There are, monks, some contemplatives & priests who, being asked questions regarding this or that, resort to verbal contortions, to eel-like wriggling, on four grounds… There is the case of a certain priest or contemplative who does not discern as it actually is that ‘This is skillful,’ or that ‘This is unskillful.’ The thought occurs to him: ‘I don’t discern as it actually is that “This is skillful,” or that “This is unskillful.” If I… were to declare that “This is skillful,” or that “This is unskillful,” desire, passion, aversion, or resistance would occur to me; that would be a falsehood for me. Whatever would be a falsehood for me would be a distress for me. Whatever would be a distress for me would be an obstacle for me.’ So, out of fear of falsehood, a loathing for falsehood, he does not declare that ‘This is skillful,’ or that ‘This is unskillful.’ Being asked questions regarding this or that, he resorts to verbal contortions, to eel-like wriggling: ‘I don’t think so. I don’t think in that way. I don’t think otherwise. I don’t think not. I don’t think not not.’
I have to admit that I was incredibly disturbed by this and felt completely indignant when people in the audience asked this teacher for the definitive “Buddhist” perspective on whatever their particular concern was. I know that I should not allow my aversion to completely carry me away but it angers me to see people with a genuine interest in the Dhamma being led completely astray by teachers who indiscriminately use the term Buddhist to label their particular philosophy.

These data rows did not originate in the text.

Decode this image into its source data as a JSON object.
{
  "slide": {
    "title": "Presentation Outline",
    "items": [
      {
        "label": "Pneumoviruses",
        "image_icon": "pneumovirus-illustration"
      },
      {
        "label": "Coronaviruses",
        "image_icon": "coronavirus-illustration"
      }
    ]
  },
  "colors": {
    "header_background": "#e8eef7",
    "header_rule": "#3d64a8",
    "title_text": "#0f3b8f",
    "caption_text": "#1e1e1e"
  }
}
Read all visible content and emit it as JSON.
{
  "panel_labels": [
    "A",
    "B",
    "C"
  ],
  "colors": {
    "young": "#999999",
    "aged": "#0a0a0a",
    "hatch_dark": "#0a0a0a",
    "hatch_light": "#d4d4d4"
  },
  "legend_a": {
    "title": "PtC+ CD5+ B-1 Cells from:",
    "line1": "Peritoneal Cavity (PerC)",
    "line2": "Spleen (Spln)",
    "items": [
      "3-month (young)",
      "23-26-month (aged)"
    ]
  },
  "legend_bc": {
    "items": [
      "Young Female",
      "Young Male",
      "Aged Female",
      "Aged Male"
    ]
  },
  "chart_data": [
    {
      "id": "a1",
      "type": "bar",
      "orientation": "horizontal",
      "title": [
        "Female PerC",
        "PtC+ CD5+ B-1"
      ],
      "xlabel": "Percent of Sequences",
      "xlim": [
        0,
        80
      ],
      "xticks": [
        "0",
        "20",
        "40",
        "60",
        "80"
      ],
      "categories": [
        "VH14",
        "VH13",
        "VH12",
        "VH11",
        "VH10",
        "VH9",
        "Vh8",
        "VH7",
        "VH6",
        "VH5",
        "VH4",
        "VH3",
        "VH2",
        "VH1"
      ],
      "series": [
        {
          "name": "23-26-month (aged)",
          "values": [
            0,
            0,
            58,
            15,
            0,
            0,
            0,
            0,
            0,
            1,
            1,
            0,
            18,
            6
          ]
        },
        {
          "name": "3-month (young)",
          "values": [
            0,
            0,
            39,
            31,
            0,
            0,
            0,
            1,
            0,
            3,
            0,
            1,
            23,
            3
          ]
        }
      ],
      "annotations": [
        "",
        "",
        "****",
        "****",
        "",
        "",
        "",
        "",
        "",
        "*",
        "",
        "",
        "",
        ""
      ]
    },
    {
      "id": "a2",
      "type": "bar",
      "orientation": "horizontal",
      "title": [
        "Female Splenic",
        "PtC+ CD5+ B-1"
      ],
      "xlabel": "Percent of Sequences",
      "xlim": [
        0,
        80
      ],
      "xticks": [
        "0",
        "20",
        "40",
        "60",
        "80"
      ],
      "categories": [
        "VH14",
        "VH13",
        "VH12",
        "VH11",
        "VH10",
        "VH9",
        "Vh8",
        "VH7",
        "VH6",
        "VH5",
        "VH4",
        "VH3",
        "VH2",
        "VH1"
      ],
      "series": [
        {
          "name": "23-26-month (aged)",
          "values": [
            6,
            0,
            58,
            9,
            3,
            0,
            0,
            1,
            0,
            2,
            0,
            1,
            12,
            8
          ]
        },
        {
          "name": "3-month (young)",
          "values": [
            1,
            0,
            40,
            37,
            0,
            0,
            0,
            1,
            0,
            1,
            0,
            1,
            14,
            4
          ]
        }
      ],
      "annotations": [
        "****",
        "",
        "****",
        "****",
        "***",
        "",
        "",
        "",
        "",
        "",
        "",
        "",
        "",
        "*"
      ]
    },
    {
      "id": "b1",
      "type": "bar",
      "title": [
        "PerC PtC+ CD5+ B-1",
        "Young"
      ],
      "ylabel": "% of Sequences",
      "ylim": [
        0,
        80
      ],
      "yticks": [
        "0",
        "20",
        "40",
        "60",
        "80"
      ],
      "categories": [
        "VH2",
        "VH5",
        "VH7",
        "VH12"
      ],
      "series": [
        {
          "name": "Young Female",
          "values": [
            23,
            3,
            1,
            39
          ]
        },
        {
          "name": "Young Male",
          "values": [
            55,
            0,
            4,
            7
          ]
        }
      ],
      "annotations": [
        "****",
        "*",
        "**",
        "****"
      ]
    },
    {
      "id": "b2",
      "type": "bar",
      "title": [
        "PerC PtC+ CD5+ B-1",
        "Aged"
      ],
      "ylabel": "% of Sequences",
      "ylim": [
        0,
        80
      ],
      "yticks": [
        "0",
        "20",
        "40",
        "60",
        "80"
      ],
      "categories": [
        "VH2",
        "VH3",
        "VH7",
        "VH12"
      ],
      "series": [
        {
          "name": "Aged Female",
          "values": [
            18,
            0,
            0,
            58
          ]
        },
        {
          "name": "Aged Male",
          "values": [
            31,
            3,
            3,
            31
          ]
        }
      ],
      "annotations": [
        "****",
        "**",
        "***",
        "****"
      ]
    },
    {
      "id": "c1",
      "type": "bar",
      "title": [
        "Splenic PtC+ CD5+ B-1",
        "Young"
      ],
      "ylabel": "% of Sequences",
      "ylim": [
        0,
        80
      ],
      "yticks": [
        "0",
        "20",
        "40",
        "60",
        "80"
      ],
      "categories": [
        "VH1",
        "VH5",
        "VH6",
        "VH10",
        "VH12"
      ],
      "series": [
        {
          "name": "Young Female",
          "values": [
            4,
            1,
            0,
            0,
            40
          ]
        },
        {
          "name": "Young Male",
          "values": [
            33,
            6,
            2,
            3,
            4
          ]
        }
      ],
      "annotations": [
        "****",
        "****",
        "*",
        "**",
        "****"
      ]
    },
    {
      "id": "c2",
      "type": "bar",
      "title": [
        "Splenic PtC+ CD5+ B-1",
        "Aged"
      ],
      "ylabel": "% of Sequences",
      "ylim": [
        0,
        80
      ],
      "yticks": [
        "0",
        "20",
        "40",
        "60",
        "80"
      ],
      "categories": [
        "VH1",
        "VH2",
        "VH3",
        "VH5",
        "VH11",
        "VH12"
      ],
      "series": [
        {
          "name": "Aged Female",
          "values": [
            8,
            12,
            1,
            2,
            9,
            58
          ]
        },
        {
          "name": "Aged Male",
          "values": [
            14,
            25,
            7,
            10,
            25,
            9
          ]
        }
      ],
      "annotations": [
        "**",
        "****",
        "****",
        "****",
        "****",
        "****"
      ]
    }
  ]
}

I have no problem with Seon, Zen, Pureland, Yogacara, Madhyamika or other post-canonical Buddhist philosophies and religions but I think it’s important that we be clear about the provenance of our views. If one takes Chinul, Dogen, Amitabha or Atisha to be the authoritative guide for one’s practice that is fine but I do believe that one should make that clear when taking on the role of a teacher. To do otherwise is to do a disservice to the Lord Buddha and to hasten the end of the true Dhamma.